Estudié Economía en el itam, Finanzas en Harvard y Karma en la Universidad Tibetana, pero el verdadero aprendizaje lo obtengo en esa loca maravilla llamada vida. Si quieres que lo comparta contigo, no lo pienses más y consúltame en el siguiente correo electrónico: ignacia@sextopiso.com (PD: No hay censura pero por favor sean recatados y no me vayan a andar preguntando puras pendejadas).

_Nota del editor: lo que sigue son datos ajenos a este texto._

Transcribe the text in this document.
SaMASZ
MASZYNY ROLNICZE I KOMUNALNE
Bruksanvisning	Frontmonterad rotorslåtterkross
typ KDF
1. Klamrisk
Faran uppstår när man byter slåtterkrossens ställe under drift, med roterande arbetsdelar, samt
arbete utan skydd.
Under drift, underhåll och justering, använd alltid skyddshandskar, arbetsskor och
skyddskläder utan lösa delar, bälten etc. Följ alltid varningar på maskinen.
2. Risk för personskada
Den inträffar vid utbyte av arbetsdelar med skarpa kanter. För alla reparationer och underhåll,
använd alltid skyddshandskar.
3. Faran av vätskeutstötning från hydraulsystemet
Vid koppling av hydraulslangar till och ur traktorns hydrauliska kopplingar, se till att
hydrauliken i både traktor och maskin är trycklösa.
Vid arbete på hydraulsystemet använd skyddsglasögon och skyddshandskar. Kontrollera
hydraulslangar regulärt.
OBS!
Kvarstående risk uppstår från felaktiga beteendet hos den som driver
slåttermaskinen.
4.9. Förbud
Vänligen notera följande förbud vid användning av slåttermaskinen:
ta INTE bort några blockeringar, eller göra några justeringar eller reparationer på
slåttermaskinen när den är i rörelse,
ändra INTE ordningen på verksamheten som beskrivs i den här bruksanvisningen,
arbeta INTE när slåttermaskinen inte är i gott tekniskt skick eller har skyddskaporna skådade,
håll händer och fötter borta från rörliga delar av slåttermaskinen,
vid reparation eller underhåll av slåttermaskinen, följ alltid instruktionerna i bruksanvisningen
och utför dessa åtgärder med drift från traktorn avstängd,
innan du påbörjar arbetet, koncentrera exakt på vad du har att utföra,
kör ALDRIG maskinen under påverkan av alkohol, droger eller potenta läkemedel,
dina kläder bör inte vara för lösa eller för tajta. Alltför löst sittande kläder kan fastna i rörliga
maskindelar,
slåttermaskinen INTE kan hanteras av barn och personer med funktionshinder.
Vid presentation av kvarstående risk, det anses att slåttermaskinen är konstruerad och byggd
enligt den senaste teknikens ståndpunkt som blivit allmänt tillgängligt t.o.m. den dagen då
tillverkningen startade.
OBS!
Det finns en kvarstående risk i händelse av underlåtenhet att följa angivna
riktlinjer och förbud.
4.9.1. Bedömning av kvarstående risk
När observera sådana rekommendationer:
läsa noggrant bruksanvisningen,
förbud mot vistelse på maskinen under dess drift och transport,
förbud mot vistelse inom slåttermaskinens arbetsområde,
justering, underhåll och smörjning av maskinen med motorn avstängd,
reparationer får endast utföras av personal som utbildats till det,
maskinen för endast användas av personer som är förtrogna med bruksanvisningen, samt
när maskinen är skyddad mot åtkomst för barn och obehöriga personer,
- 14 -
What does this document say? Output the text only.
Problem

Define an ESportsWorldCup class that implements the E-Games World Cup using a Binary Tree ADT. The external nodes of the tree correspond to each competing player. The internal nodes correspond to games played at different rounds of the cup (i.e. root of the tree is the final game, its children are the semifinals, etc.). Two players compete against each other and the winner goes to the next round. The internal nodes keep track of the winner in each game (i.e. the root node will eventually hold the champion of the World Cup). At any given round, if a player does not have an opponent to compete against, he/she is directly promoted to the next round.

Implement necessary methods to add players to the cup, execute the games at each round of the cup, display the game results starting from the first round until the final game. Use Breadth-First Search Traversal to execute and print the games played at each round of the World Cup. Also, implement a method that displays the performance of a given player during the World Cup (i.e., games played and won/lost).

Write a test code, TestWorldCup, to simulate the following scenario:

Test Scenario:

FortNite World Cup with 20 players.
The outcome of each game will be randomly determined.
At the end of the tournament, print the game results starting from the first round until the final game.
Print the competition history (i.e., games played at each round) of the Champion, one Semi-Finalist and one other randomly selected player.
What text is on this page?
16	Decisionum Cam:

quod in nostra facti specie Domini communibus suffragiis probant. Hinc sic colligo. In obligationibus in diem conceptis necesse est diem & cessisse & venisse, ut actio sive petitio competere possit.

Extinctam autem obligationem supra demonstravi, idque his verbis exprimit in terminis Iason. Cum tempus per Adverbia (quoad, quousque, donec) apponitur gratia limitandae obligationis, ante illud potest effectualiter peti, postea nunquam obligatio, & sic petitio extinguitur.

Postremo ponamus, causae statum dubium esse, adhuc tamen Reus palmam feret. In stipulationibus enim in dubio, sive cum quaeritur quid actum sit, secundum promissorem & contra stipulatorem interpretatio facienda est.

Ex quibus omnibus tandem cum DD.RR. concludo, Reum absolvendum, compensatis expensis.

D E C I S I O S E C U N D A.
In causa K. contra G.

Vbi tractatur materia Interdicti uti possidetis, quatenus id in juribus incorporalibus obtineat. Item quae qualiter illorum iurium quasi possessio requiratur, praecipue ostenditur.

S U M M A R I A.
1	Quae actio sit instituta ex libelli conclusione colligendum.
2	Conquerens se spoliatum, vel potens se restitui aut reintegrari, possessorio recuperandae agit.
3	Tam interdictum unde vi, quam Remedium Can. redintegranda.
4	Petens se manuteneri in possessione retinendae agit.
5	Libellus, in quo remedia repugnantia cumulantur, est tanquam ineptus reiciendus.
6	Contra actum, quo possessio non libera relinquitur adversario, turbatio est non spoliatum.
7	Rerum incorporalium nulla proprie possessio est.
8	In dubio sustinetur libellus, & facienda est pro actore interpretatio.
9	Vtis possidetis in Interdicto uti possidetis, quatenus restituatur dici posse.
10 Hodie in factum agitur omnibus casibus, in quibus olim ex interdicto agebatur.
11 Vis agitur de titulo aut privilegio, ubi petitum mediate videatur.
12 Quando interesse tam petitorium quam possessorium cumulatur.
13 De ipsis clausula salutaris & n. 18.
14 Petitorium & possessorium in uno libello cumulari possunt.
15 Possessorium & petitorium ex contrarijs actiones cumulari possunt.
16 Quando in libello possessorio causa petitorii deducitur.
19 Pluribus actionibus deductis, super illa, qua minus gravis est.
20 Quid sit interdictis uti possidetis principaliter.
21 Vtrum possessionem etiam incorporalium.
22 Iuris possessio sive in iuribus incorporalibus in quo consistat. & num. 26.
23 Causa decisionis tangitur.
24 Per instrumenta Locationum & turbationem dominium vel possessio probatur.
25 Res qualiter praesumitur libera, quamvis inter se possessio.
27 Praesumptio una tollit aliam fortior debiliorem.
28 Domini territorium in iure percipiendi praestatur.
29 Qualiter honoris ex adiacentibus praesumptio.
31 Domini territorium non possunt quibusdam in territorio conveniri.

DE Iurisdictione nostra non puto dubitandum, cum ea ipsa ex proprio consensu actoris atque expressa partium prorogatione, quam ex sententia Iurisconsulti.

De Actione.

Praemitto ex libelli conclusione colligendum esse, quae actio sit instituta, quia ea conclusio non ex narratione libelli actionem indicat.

Querida Prima: Soy una actriz y modelo mexicana que se vino a probar suerte a Hollywood. Aunque mi representante dice que es cuestión de tiempo para que me consiga la oportunidad que me abra las puertas del estrellato, la verdad es que hasta ahorita me he mantenido trabajando como mesera y niñera y lo que se pueda. Y pues lo que te quería contar es que compré unos productos holísticos en Goop, la página de wellness de Gwyneth Paltrow, y uno que se llama High School Genes, que supuestamente debe devolverle a una el metabolismo de cuando iba en la prepa, como que me hizo deprimirme y me salió un sarpullido horrible en toda la cara, y no pude presentarme a un casting que tenía programado. O sea, prima, no se vale que jueguen así con nuestros sueños, ¿crees que deba de meterle una demanda millonaria aquí en Estados Unidos a Goop por los daños y perjuicios que me ocasionaron sus productos patito? Besines, Angie Goldsmith
Querida Angie, Yo sé que en estos tiempos del nacionalismo y el Donald Trump y todo eso yo te debería de decir que sí, que ánimo, que sí se puede, que no nos vamos a dejar de esos mugres gringos y gringas miserables y todas esas cosas muy bonitas que no sirven para nada, pero ¿sabes qué?, que no estoy de humor para estupideces, así que te lo voy a decir clarito: ¿tú demandar a un icono de los mujerones como la Gwyneth Paltrow? Ja, ja y ja. Para que lo sepas, ella y yo estamos en negociaciones para establecer aquí en este país tercermundista una filial que combine el prestigio de Goop con la sabiduría de Ignacia, de nombre tentativo Goopnacia, así que ándate con mucho cuidadito, porque no le voy a permitir ni a ti ni a nadie que me toque a mi gallina de los huevos de oro. Además, ni te conozco ni nada pero no creo que seas así como que muy talentosa, ¿o sí?, porque si no, a ver, dime, ¿por qué no has alcanzado el éxito que tanto quieres? Yo creo que más bien el sarpullido es una forma de que entiendas que ese camino no es el tuyo, así que no quieras andarte colgando de una estrella como la Paltrow, y mejor ubícate en tu realidad y regrésate al país de los nopales, que aquí al menos no vas a desentonar tanto ni andar haciendo esos osos entre la crema y nata que sí merece soñar con sus casotas en Malibú y toda la cosa.